What is a parent’s obligation to teach their children how to make and use money to live a better life? Let me clarify. I’m not just talking about teaching your child(ren) how to budget or save the first 10 percent of their allowance or paycheck. Budgeting and savings are important, but I’m talking about something much bigger, something that is going to affect their lives forever. Money is so woven into the fabric we call life that we rarely think about how it affects our selection of a life partner, our career choice, our emotional and physical health, the neighborhood we live in, the education we get, or just our overall happiness.
I remember when I would go out with my friends as a teen, my dad would say to me, “do you have any money?” Sometimes I would say no, and that I didn’t need any. My dad would always remind me and say, “What if you get thirsty and want to buy a soda, here take a couple of bucks.” The lesson he taught me was that you never know when you will need money, so you better have some, just in case. Looking back, I don’t ever remember having a conversation with my parents about money. They never told me that money or the lack of it would eventually influence my choice of a public college, the used Toyota Corolla I drove for years, the friends I hung out with, the sports I played, my first home I bought in a gang infested neighborhood, or the worry and lack of sleep I would have when I didn’t have enough money to pay my bills. I think you get the point.
What I learned about money from my parents was more from observation than from conversation. Besides never having the “money talk,” I also never had the “sex talk” either. Sex and money were big taboos in my house and in the homes of many of my friends growing up. Maybe my parents assumed that my teachers would teach me how to make and use money wisely. Maybe I was like the typical teenager who just didn’t want to hear any lecture from their parents. Maybe my parents didn’t really know any better.
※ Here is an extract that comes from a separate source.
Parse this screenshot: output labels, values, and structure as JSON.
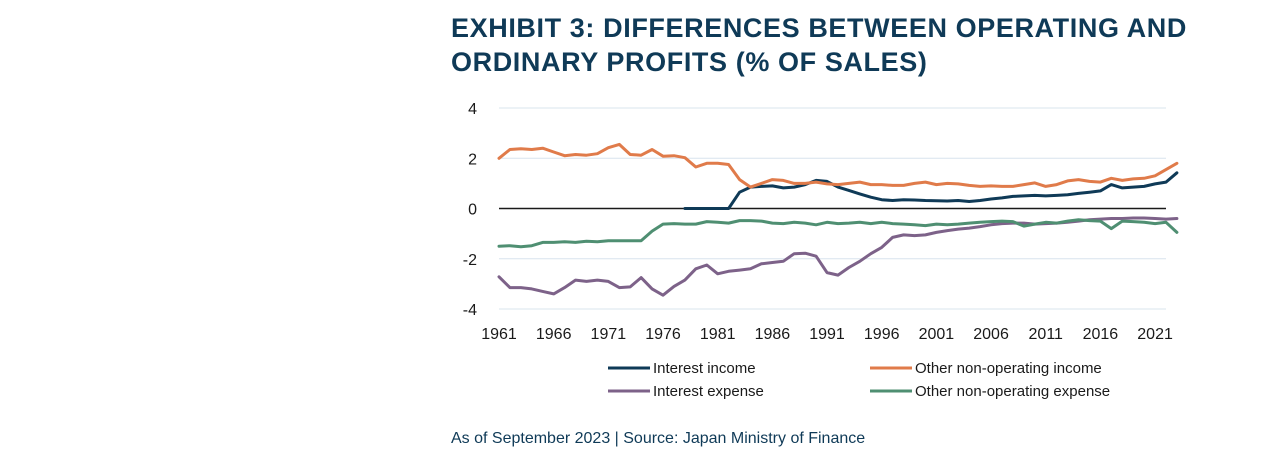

Here is where I must CONFESS. I can honestly tell you that until recently, I had not had that “money” talk with my children either. I felt so guilty that I almost confessed to a priest. I can’t plead ignorance about the lack of money know how. What has come out of all the guilt is an all day interactive, impactful, and inspiring workshop that I hope will not only transform the lives of my children, but someday the lives of my grandchildren.
The lessons I created go beyond the common financial literacy tips found in most money classes or informational literature. I wanted my children to learn about financial principals that would affect their life decisions to help them create not just more money, but more happiness. I call the workshop – The ABC’s of W.E.A.L.T.H. The lessons include: Attitudes, Beliefs, and Confidence about money as well as their Worth, Education, Attraction, Team, and Humility toward life.
So, I ask the question one more time – Is it your obligation to teach your children about money? Or is it the school’s responsibility to teach them? Or do you leave it to chance that they learn about money on their own? Unfortunately, for many people, learning about money on their own will be some of the most painful and expensive lessons they will ever experience.